In Frankreich kam Ende letzter Woche ein Vorschlag zutage, der es einer Reihe französischer Behörden ermöglichen soll, Internetsperren und -filter ohne Richterbeschluss anzuordnen.

Es handelt sich hierbei um einen Verordnungsvorschlag der Regierung, der die Umsetzung von Artikel 18 des „Gesetzes für die digitale Wirtschaft“ (LCEN) definiert. Nach Artikel 18 LCEN kann jegliche Art von Aktivität im Netz „eingeschränkt“ werden, um die öffentliche Ordnung aufrechtzuhalten oder die innere Sicherheit, Minderjährige, das Gesundheitswesen, die Verbraucher etc. zu schützen. Diese Einschränkung kann auf alle Personen, Dienste oder Unternehmen angewendet werden, die „E-Commerce“ betreiben – wobei der Begriff „E-Commerce“ im Text so definiert ist, dass er alle Personen meint, die Dienste oder Inhalte im Internet anbieten – das heißt also das komplette Internet.

Der Verordnungsvorschlag erklärt nun genau, wie gesperrt werden soll und wer sperren darf. Laut Artikel 1 des Vorschlags sollen sich künftig auch Ministerien des Art. 18 bedienen dürfen, die sich eigentlich gar nicht mit Fragen der Internet-Regulierung befassen, und zwar: Das Verteidigungs-, das Justiz-, das Innen-, das Wirtschafts-, das Kommunikations- und das Gesundheitsministerium, das Ministerium für digitale Wirtschaft sowie das französische Amt für Sicherheit in der Informationstechnik (ANSSI). Laut Artikel 2 des Vorschlags gibt es drei Etappen:

  1. Zuerst wird der Betreiber einer Seite ermahnt, die Veröffentlichung einzustellen, den Zugang zum Inhalt zu sperren oder ganz vom Netz zu nehmen,
  2. Passiert dies nicht innerhalb von 72 Stunden, wird der Hosting-Provider von der Behörde benachrichtigt, den Inhalt zu löschen oder die Veröffentlichung zu verhindern.  
  3. Reagiert der Hosting-Provider auch nicht, wird direkt der Internetdienstanbieter kontaktiert, damit die Seite gesperrt wird.

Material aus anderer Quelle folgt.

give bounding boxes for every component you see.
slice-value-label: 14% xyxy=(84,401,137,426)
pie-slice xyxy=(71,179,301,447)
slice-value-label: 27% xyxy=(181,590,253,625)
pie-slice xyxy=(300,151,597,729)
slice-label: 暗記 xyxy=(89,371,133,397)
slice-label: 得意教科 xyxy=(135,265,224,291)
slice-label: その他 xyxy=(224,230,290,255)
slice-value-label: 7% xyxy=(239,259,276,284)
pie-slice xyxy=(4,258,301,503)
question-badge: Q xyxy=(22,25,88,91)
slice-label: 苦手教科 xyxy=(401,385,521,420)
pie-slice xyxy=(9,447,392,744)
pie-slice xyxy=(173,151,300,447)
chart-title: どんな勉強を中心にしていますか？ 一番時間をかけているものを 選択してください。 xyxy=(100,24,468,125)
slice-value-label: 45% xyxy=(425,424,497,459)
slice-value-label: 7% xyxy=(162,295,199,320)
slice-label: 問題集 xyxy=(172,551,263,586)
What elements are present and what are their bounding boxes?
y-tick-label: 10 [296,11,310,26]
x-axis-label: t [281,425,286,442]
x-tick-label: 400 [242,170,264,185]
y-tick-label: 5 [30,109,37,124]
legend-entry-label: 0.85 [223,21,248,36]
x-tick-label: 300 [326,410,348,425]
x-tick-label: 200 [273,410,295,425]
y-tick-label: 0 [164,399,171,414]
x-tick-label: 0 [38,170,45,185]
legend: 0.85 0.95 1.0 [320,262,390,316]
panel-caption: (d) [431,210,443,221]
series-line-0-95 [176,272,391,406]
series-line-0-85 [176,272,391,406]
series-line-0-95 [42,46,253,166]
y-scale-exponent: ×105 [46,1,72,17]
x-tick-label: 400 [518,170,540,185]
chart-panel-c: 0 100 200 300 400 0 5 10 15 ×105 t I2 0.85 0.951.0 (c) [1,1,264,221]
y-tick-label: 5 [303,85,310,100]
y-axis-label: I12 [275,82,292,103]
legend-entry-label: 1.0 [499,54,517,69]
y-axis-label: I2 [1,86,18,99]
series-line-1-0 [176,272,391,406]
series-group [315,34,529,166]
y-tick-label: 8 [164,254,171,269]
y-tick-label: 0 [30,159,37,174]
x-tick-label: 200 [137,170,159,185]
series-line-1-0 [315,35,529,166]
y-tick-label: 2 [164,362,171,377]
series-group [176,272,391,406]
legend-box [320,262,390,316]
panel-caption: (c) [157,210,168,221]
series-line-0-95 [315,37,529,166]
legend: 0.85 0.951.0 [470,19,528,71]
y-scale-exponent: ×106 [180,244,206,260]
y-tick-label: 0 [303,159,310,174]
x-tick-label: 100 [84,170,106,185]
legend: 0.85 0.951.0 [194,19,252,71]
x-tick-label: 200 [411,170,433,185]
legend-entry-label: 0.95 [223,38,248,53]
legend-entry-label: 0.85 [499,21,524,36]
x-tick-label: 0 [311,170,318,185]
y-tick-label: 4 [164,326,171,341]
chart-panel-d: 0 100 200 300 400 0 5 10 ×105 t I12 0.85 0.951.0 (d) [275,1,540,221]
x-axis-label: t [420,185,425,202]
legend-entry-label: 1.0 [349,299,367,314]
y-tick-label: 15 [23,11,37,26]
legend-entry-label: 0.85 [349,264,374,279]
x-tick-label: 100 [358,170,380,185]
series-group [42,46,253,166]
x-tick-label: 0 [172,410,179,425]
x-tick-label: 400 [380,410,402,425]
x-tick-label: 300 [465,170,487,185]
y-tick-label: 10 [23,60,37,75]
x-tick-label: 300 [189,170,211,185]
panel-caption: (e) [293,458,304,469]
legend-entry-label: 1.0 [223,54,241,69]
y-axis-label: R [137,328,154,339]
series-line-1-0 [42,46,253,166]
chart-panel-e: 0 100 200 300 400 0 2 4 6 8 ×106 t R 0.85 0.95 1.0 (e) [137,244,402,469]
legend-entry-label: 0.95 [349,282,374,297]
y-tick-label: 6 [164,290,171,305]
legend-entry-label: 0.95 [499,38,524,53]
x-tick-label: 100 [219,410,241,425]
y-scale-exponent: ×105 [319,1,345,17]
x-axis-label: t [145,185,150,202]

Der Verordnungsvorschlag wird jetzt durch den französischen Staatsrat gehen, der die Frage  beantworten muss, ob Internetsperren durch eine Verordnung derart ausgeweitet werden können.

Allerdings gibt es genügend Unsinn in dem Vorschlag und der noch recht junge französische Internet-Rat (Conseil National du Numérique) scheint dies auch so zu sehen. Er hat heute in einer Stellungnahme seine Hauptkritikpunkte veröffentlicht, von denen ich einige hier kurz aufliste: 

  • Eigentlich hätte man mit dem Vorschlag zunächst nach Brüssel gehen müssen, da das Gesetz die Informationsgesellschaft betrifft.
  • Der Begriff „Betreiber einer Internetseite“ ist zu vage und wird nirgends definiert.
  • Der franz. Verfassungsrat hatte bereits 2004 entschieden, dass technische Vermittler, also Internet-Provider, nur Verantwortlichkeit tragen, wenn es sich ganz klar um einen illegalen Inhalt („manifestement illicite“) handelt.
  • Die Verordnung würde ein präventives Filtersystem erschaffen, da Hosting-Provider durch Androhung von Sanktionen zur allgemeinen Überwachung der Inhalte angeregt werden.
  • Der Vorschlag sieht vor, dass Internet-Provider direkt gebeten werden können, Seiten zu sperren, wenn es sich um einen „Notfall“ handelt. Das Argument des „Notfalls“ kann aber leicht missbraucht werden.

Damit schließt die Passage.